The Sum of All Parts

Collaboration is defined as follows by the Webster Dictionary:

Main Entry:        col·lab·o·rate
Pronunciation:        k&-'la-b&-"rAt
Function:        intransitive verb
Inflected Form(s):        -rat·ed; -rat·ing
Etymology:        Late Latin collaboratus, past participle of collaborare to labor together, from Latin com- + laborare to labor -- more at LABOR
1 : to work jointly with others or together especially in an intellectual endeavor

Granted, the intellectual part is a little iffy. However, I learned this past year that, though it might start with the script, by no means does it stop there.

Having had the great fortune to work with actors who brought to life the characters and worlds I had created on paper, I received a training that no screenwriting book could begin to touch on.

As screenwriters, we tend to work in a bubble. Alone for hours in our own head, and the characters we create become a sort of extended family. A family that we become protective of. Only we know what they are truly feeling and what they might or might not say. Well, until you actually work with actors, one-on-one, you’re only getting a small piece of the puzzle.
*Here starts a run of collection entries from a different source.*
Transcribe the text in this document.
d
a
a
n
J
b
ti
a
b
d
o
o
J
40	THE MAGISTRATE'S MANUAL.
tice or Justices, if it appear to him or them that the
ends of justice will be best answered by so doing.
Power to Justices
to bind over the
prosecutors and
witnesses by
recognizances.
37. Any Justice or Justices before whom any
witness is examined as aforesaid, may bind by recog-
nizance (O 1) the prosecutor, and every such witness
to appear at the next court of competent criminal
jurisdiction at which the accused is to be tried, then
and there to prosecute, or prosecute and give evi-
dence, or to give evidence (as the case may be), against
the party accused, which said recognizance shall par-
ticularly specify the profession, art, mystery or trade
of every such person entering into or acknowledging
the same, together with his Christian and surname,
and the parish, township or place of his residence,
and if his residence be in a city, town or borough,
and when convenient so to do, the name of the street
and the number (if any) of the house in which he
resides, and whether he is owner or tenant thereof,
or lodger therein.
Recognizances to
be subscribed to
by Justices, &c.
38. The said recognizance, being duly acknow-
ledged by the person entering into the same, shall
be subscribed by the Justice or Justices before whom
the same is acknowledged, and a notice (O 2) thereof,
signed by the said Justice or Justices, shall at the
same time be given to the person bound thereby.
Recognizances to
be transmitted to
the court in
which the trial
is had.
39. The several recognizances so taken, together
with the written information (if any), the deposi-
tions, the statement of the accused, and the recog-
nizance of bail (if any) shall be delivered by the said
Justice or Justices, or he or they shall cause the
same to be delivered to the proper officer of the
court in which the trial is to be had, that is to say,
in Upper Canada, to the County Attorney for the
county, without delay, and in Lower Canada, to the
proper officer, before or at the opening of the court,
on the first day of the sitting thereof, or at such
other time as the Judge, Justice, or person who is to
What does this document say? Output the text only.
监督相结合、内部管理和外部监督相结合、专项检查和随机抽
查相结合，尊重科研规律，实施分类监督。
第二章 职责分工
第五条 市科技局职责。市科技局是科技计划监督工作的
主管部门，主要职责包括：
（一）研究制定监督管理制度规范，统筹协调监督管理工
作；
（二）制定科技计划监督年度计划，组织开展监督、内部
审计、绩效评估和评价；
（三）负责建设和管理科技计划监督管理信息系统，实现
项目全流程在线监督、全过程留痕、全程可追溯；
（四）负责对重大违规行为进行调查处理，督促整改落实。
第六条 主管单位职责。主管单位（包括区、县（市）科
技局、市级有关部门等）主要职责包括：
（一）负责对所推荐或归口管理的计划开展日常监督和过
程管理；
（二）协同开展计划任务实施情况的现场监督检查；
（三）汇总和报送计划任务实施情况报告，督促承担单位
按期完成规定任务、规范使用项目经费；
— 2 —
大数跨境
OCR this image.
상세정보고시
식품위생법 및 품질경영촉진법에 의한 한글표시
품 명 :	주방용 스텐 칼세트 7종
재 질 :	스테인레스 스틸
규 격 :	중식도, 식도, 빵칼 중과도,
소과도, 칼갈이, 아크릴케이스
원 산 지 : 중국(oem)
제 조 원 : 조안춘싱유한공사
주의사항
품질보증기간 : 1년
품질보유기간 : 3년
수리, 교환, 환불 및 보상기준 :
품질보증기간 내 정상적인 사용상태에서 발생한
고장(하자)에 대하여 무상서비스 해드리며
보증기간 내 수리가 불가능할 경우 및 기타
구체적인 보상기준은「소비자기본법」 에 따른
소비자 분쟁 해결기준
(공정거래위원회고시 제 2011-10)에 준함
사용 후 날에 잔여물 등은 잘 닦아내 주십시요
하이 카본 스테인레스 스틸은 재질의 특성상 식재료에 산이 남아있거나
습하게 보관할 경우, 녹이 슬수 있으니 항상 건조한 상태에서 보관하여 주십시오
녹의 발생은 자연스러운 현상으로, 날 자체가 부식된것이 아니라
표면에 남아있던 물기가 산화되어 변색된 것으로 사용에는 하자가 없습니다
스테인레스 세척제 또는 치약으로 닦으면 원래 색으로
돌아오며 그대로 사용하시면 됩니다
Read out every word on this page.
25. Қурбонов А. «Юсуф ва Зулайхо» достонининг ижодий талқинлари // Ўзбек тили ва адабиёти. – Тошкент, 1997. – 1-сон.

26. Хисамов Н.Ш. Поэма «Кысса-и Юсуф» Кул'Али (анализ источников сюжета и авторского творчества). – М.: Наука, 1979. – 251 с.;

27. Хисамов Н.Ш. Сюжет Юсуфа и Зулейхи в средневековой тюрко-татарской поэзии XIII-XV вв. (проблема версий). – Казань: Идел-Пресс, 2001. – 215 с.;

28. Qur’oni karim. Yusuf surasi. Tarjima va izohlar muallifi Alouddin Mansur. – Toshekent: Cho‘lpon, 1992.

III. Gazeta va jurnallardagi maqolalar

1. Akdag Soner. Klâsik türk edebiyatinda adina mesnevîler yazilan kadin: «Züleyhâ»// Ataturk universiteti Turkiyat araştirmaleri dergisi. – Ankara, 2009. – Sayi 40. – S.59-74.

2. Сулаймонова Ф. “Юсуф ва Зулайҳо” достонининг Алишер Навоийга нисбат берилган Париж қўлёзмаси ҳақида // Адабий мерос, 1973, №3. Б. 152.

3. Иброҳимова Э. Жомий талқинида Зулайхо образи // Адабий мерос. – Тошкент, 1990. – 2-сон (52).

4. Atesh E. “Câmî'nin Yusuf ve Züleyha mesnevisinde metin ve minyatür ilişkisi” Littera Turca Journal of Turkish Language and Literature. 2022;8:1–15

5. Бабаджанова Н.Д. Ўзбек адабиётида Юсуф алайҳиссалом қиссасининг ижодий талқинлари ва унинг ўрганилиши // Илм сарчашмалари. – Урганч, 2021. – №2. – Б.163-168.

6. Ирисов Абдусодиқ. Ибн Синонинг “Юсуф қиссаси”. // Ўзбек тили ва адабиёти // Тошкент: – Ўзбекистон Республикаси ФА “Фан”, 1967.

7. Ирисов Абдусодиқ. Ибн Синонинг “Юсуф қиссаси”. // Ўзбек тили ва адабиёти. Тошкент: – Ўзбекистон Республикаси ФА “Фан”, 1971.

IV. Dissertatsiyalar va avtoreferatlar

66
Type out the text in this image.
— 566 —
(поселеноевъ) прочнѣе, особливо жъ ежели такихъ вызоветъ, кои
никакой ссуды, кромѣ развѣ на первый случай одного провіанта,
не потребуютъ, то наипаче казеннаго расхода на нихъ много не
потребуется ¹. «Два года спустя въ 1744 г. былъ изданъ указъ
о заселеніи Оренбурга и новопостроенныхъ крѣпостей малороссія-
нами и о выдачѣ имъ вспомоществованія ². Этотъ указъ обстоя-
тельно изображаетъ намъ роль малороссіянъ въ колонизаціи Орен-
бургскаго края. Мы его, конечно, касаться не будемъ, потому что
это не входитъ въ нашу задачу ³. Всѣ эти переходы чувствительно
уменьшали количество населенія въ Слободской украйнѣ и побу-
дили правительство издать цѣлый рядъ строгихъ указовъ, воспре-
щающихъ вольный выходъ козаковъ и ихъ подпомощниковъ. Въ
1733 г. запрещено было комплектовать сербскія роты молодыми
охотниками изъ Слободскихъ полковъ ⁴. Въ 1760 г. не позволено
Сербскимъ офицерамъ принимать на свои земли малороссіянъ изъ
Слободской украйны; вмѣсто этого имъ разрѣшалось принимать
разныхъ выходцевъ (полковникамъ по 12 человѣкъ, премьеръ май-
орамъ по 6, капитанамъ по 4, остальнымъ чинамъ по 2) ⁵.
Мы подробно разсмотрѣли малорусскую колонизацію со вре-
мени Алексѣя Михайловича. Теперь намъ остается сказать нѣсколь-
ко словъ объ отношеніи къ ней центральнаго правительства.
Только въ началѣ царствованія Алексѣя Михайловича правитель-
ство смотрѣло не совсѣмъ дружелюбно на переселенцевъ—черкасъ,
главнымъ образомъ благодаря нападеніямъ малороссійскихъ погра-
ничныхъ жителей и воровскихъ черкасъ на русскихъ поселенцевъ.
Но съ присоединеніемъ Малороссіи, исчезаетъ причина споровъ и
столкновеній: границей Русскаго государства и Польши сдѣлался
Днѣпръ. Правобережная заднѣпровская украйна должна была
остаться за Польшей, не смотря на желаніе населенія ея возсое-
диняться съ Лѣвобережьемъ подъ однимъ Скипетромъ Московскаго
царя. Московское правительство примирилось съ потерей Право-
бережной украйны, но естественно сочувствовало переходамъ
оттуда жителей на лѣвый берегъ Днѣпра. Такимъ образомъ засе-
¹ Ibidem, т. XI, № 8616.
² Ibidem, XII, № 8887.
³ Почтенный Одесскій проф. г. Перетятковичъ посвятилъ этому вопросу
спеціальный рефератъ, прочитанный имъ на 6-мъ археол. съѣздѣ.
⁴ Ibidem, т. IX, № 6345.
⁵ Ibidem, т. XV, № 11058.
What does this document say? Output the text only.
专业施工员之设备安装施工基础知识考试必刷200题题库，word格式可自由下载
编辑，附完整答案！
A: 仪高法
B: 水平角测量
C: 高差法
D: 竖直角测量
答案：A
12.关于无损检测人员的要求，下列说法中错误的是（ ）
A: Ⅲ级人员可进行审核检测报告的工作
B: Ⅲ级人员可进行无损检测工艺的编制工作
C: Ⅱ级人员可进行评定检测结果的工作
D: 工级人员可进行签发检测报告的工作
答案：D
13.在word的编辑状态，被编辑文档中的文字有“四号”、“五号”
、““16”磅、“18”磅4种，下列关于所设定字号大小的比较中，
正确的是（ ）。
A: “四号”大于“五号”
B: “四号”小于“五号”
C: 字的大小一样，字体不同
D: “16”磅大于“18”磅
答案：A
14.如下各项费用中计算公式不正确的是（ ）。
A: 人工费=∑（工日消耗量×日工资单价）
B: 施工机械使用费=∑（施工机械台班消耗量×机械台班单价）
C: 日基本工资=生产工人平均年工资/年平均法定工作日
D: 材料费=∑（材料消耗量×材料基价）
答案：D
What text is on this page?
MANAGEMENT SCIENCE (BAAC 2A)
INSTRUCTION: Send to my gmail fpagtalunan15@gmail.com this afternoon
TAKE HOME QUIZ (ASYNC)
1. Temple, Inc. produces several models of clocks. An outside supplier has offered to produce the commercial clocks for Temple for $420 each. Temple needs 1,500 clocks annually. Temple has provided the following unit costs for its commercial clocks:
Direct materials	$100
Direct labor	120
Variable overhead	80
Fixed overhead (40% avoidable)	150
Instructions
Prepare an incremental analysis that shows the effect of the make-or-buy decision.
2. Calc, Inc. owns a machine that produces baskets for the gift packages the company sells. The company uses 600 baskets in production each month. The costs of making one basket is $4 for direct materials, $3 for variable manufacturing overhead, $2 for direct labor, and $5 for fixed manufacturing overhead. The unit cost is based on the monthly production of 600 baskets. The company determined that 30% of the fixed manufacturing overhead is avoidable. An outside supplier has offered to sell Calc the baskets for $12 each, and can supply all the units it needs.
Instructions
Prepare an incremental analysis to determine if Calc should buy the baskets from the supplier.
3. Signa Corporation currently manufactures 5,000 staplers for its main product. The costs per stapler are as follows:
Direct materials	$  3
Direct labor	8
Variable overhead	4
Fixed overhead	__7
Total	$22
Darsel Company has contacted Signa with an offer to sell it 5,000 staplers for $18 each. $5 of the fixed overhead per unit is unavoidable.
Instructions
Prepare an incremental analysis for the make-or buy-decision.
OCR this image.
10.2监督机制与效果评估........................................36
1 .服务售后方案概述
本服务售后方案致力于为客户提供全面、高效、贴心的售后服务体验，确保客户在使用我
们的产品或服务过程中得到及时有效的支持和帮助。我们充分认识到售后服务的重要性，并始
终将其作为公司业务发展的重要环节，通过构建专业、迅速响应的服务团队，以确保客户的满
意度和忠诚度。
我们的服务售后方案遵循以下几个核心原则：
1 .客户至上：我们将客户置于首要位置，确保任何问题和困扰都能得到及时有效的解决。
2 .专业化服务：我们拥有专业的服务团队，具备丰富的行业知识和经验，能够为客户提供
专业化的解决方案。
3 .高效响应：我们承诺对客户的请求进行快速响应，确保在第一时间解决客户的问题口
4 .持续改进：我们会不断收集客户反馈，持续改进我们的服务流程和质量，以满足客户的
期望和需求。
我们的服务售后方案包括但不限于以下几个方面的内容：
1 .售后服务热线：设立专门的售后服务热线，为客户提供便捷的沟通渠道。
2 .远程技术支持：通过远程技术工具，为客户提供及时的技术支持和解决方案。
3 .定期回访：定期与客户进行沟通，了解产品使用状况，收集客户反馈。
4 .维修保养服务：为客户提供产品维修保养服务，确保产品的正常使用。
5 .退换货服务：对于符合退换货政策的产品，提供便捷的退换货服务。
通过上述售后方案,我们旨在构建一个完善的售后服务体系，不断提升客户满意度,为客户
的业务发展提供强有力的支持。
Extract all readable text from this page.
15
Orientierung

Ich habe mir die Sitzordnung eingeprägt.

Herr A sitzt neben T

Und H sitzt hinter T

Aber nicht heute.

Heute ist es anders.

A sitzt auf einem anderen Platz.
Think of your script as your baby. We bring it to life, but as with all children, we eventually have to put it out into the world. While out in the world, our children will come face-to-face with a number of different people and challenges, and each person and challenge will demand something new and intriguing from them. They’ll be seen in a different light from which we raised them. And that is great. It’s called growth.

Every script that I write equals potential. Potential to be more (and sometimes less) than what I perceived. My goal is to get a few others to also see this potential. What they see may be different. They may see things in characters I never realized. They may see other worlds that my characters can thrive in.

I also had the great fortune of writing, directing and editing two short films that SUCKED. But it’s what I learned in the process. I now understood the role of a director, that what was written on the page is not always so easily projected on screen. That the director must now take ownership of this material in order to film the best possible story. That lighting, setting, and actors take the place of simple words on a page.

I totally fell in love with editing, spending countless hours at my Mac cutting and splicing images to tell a story, while discovering moments that had not been on the page or been viewed from behind the camera lens. Editing is yet another step in bringing to life the potential for greatness - or at the very least, an entertaining movie.

So, pick up a camera, gather some actors, purchase some editing software. Writing is a craft, but making a movie goes beyond just the craft of writing. Understand the beauty (and frustration) of what you seek to be a part of. Knowing is half the battle.